I finally left hospital as an inpatient on the 23 October. For me therapy was/is the key but I really believe that the right medication made me stable enough to even begin to engage. I have no side effects and could possibly be on them for the rest of my life, which is not a problem. I was diagnosed with anxiety in addition to depression when I moved hospitals – I had spent 6 months with sweaty palms and feet and a racing heart – I was in “flight” mode all the time – even when asleep (not that sleep came easily).
I wasn’t emotionally equipped to have a baby – the responsibility of him overwhelmed me. How could I possibly help to nurture and care for my son when I had no idea who I was? I realise now that it was because I had no inner self belief due to my total lack of genuine confidence in myself. I come from a loving family, have a wonderful husband and great friends – if it can happen to me, it can happen to anyone.
It has been the longest, hardest journey that required me to look at myself so deeply, see things I did and didn’t like but accept who I am – what the depression means and doesn’t mean about me. I thank humanity for giving me a second chance and I’m not going to waste it! My life is worth living and I can be a mother to my son and together we will learn about the world.
Sebastian turned 1 on the 7 January 2012 and it was a very emotional but enjoyable day. It was also the 7th anniversary of the day my husband and I moved into our flat – now our family home – I do believe that these things are significant.
Sebastian will be an only child – my husband and I had never planned to have more than one baby but our experience has now confirmed it – I would be sterilised if the NHS would agree but they say I’m too young.
So having spent a large part of 2011 wanting to die I now want to LIVE and experience everything life has to offer.
I am now back at work and have a life – I no longer just exist which I think I did for many years without even realising.
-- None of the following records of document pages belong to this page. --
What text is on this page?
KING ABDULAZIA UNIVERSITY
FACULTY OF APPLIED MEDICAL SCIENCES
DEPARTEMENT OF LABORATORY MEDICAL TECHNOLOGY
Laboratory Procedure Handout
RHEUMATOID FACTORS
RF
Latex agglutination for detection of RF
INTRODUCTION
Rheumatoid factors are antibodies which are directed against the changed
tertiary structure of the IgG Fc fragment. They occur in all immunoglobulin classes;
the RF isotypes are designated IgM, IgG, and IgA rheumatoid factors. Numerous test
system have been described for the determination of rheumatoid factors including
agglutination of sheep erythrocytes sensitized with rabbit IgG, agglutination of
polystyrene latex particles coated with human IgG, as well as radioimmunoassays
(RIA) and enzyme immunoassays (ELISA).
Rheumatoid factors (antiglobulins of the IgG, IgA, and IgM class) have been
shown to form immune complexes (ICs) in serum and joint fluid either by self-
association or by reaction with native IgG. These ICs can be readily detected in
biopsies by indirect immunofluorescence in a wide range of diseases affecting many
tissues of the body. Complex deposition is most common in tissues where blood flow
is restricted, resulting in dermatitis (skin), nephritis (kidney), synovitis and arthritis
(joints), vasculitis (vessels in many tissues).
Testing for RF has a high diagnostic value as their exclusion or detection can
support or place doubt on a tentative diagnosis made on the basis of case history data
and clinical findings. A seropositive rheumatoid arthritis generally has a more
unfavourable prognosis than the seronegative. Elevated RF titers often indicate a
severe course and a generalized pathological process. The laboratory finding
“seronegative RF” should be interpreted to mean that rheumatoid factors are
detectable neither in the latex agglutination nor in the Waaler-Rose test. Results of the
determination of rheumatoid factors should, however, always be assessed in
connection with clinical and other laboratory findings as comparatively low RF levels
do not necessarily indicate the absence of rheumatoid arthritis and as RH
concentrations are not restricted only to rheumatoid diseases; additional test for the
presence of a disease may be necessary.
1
My son is amazing – watching him toddle around and shout randomly fills my heart with joy, in a way that I never thought possible.
My husband and I are struggling to come to terms with what the past year has done to our relationship but we will get there – after all life is about choice.
I have learnt so many things from my experience but for me the most important is that “fixing” a person’s depression cannot be standardised – the answer needs to be as unique as the individual.
Thank you for reading this far. I only have three final points
To those of you who are depressed, please get help – it is out there – scream and shout if you have to – I know you might not want to cause a fuss (depression does that) or that you don’t feel like it (depression does that too) but you have to – life is worth living.
To those of you that have experienced depression please talk about it – you can go in to as much or as little detail as you feel comfortable but unless we talk, it will always continue to be something that happens to other people.
To those of you that haven’t experienced depression – we aren’t asking you to empathise as we know that isn’t possible – but spare some understanding for those of us that do.